Dependencia emocional
En muchas ocasiones, nos restringimos en nuestro vuelo, olvidando proporcionarnos a nosotros mismos unas alas grandes y fuertes
En cierta ocasión, una paciente me habló de un cuento de Nuria Durany titulado Naturaleza Sabia. La autora relataba cómo un hombre se encontraba con un capullo de mariposa y deseaba verla salir.
Esperó varias horas y, al ver que no lo conseguía, y para ayudarla en su forcejeo, cortó un orificio para hacer más grande la salida. Cuando la mariposa emergió al exterior, tenía el cuerpo hinchado y unas pequeñas alas incapaces de desdoblarse para volar. El hombre nunca se percató de que la lucha requerida para salir por sus propios medios era lo que le hubiera permitido a la mariposa tener un cuerpo ágil y unas alas grandes y fuertes para volar.
En muchas ocasiones, nos restringimos en nuestro vuelo, olvidando proporcionarnos a nosotros mismos unas alas grandes y fuertes
A veces no somos conscientes de la implicación que tiene vivir sometido al servicio de otros. La búsqueda de amor o reconocimiento es una necesidad básica para subsistir. En la edad infantil, sobrevivimos gracias a nuestros cuidadores, porque dependemos de ellos en gran medida. Los padres, hermanos, profesores y amigos, entre otros, nos están facilitando la construcción de pilares en los que se basará después nuestro funcionamiento en el mundo.
Según las vivencias que vayamos adquiriendo y el significado que éstas tengan para nosotros, así se irán estableciendo nuestros vínculos y relaciones. Si nuestra valía se basa en la búsqueda de aprobación para sentirnos amados, nos olvidaremos de nuestras necesidades por miedo al rechazo y nuestras vidas comenzarán a situarse en función de los demás. Nuestro comportamiento se irá adaptando a las personas con quienes establezcamos nuestros vínculos, aferrándonos a que éstas sigan a nuestro lado, a pesar de que limiten nuestro movimiento y no nos dejen desarrollar unas alas firmes y fuertes. La búsqueda de afecto como prueba de nuestra valía será el fundamento y guía de nuestro comportamiento.
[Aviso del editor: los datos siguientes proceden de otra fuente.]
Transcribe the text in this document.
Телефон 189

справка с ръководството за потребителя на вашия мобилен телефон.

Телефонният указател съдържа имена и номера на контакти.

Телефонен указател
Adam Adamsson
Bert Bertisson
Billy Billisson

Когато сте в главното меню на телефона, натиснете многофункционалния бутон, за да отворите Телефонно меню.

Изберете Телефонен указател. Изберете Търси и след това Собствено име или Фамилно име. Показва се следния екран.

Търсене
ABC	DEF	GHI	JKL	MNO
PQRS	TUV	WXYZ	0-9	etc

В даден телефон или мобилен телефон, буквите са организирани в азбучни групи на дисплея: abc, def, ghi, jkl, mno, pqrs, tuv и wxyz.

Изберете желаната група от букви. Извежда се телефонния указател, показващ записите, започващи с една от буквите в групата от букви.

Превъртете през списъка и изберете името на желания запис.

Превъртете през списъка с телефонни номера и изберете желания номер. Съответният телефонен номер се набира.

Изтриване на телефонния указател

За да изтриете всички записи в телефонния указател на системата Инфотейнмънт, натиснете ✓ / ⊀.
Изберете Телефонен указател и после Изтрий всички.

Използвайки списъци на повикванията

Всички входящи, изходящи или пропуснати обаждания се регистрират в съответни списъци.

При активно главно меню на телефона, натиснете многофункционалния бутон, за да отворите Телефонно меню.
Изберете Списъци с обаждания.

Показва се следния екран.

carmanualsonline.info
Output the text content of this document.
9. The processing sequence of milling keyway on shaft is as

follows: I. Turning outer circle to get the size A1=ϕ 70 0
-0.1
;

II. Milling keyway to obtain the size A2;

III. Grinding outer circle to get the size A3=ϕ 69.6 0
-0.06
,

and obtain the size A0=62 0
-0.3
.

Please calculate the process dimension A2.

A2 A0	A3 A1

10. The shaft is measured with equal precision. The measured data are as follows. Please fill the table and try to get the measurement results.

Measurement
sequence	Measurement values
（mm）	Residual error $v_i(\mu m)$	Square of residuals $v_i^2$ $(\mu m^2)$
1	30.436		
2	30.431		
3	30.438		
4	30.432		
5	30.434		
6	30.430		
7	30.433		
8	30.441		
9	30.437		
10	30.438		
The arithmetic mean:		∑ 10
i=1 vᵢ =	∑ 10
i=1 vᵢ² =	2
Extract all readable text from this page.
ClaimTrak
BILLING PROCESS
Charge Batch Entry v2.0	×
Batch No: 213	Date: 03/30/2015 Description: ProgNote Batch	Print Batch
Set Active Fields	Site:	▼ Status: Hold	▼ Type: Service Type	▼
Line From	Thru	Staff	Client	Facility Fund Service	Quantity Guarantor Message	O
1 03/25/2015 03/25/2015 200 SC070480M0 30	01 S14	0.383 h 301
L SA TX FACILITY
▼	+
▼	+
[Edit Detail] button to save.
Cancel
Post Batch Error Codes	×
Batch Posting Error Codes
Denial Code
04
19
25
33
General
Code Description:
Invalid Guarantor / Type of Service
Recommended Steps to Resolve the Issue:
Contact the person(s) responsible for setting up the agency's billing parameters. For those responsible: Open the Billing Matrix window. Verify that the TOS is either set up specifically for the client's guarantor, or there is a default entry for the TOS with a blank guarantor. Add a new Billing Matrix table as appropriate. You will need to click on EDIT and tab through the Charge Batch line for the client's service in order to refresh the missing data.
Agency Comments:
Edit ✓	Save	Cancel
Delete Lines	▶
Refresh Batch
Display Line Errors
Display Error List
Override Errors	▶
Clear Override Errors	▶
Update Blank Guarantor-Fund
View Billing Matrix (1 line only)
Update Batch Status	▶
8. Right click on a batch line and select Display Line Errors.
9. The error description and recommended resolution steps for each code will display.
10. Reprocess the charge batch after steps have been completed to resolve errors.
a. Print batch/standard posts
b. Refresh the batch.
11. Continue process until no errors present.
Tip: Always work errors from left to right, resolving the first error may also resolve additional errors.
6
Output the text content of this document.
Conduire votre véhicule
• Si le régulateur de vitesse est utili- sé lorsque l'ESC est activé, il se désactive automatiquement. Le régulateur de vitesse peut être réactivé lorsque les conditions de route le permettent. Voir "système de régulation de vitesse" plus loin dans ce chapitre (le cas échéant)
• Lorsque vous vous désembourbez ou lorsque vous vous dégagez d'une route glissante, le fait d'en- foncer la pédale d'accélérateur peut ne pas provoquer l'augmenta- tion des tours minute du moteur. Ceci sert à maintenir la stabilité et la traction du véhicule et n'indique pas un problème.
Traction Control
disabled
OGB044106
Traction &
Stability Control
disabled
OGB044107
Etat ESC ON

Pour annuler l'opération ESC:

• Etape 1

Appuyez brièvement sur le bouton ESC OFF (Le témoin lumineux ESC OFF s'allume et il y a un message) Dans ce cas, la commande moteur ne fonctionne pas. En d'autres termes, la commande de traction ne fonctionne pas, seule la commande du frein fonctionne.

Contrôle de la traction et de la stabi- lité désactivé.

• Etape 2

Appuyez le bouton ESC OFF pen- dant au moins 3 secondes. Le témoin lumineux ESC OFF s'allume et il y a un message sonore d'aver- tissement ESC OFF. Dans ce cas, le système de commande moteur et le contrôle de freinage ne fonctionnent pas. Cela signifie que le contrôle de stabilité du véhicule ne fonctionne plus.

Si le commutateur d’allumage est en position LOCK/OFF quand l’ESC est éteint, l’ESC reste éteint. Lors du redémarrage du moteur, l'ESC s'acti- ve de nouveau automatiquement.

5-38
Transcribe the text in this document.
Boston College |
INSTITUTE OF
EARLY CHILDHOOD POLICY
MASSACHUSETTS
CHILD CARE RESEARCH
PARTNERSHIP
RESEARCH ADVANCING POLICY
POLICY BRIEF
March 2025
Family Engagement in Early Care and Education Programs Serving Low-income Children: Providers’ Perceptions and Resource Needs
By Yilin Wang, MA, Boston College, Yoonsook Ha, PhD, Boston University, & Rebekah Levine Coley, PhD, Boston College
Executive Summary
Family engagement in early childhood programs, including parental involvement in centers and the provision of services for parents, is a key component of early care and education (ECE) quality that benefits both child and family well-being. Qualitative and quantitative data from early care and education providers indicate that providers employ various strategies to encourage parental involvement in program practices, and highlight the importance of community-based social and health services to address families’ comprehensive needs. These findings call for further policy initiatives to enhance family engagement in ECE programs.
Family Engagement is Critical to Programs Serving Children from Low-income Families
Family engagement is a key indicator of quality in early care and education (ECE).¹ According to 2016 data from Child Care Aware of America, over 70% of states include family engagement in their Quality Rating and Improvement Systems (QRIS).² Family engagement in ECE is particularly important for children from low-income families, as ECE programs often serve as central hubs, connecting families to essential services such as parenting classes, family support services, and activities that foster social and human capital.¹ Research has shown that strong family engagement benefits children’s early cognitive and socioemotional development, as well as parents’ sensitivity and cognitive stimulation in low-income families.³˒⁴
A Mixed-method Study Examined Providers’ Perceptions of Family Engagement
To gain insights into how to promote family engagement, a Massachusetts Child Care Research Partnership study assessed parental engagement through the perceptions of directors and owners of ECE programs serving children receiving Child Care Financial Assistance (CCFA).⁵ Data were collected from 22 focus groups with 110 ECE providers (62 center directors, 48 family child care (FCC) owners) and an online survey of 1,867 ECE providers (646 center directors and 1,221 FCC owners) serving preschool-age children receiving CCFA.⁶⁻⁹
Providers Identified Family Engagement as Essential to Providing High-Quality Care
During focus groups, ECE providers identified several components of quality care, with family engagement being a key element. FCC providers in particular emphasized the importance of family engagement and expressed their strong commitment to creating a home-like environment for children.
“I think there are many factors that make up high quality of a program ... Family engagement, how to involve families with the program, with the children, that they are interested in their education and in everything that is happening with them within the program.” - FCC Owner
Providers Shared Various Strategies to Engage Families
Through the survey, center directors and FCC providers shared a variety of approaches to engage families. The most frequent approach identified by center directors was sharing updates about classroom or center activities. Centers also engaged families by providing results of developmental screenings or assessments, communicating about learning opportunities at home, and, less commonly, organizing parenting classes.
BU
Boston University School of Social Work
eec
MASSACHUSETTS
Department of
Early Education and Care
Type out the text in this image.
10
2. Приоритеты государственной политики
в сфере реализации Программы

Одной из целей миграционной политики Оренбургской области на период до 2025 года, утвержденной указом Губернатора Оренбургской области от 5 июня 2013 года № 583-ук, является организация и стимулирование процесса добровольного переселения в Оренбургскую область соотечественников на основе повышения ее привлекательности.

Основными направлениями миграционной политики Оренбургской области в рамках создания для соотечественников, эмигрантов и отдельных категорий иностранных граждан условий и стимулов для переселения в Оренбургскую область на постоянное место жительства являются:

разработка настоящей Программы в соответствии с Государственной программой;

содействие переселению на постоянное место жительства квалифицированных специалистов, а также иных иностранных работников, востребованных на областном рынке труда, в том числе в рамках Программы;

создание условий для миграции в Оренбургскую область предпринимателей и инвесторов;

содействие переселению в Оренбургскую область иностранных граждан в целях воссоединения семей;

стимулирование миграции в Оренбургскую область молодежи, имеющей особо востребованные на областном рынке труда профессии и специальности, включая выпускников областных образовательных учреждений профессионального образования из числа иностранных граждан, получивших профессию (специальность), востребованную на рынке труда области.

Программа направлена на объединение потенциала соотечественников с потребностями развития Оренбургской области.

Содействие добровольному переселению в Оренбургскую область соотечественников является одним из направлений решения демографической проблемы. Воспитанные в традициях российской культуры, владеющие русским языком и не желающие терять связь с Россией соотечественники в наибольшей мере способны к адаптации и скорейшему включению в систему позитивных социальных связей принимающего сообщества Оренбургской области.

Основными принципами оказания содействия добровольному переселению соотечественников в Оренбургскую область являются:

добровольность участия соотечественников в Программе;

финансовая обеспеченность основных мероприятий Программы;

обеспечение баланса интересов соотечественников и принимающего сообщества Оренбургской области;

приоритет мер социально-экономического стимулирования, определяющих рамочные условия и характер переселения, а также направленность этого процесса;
Si nuestra vida se centra en lo que el otro valore, esto nos llevará a no escuchar nuestros pensamientos y sentimientos propios. Las críticas de los otros nos provocarán una gran herida y para nosotros serán la evidencia de que no valemos lo suficiente, por lo cual, aún insistiremos más en esa necesidad de ganar el reconocimiento de los demás.
Si fijamos en los demás la garantía de nuestra valía, damos el poder al otro, quien lo percibe y utiliza desde su punto de vista egocéntrico e interesado (entendiéndose: desde el punto de vista de que es cada individuo adulto quien debe defender sus propios intereses).
En este dejar que el otro gobierne nuestras riendas por miedo al abandono o al rechazo, aumentará la inseguridad, y ésta acabará tornándose en sumisión, con el fin de asegurar que el otro siga fundamentando nuestra valía como seres humanos.
La idea de no saber si el otro nos quiere fomentará cada vez más esfuerzos vanos, más dudas, más miedos, y, en definitiva, más indefensión.
De este modo la autoestima irá en función de los demás y por tanto concederemos a los demás el derecho a alabarnos o denigrarnos, según sus visiones del mundo- no mucho más acertadas que las nuestras, porque dichas visiones, siempre están teñidas de los propios intereses y experiencias personales-. Este es el precio que se paga cuando tenemos la incapacidad de generarnos el bienestar a nosotros mismos desde el uso de la propia responsabilidad.
Siempre que no superemos esta incapacidad, el niño indefenso que llevamos dentro seguirá necesitando siempre una guía para su salud, y sólo nos quedará como alternativa ser muy complacientes y sumisos para no permitir que el otro decida dejarnos.
Si el otro, se nos presenta como un príncipe fuerte y valiente, podemos confundirlo con un salvador y que después resulte nuestro peor sueño. Nuestras aspiraciones, sueños, alegrías y matices, estarán teñidos desde ese otro, quedándonos nosotros en las sombras. Seremos el eterno niño que no crece, que teme a su independencia, que se siente nada sin el otro, que tiene miedo de la libertad.
En el caso de la mujer que vive afianzada a mantener el papel de la esposa complaciente que hace de madre, amiga, consejera y perfecta cuidadora, todo acaba convirtiéndose en un pozo de desolación, desorientación y ansiedad. El vacío que se deriva de todo ello implica vivir fuera de uno mismo sin disfrutar compartiendo con los otros. Al centrarnos en nuestros miedos y en lo que hacemos por el otro, uno se olvida ser su ser, de su persona, y elige no responsabilizarse de la propia libertad para poder volar.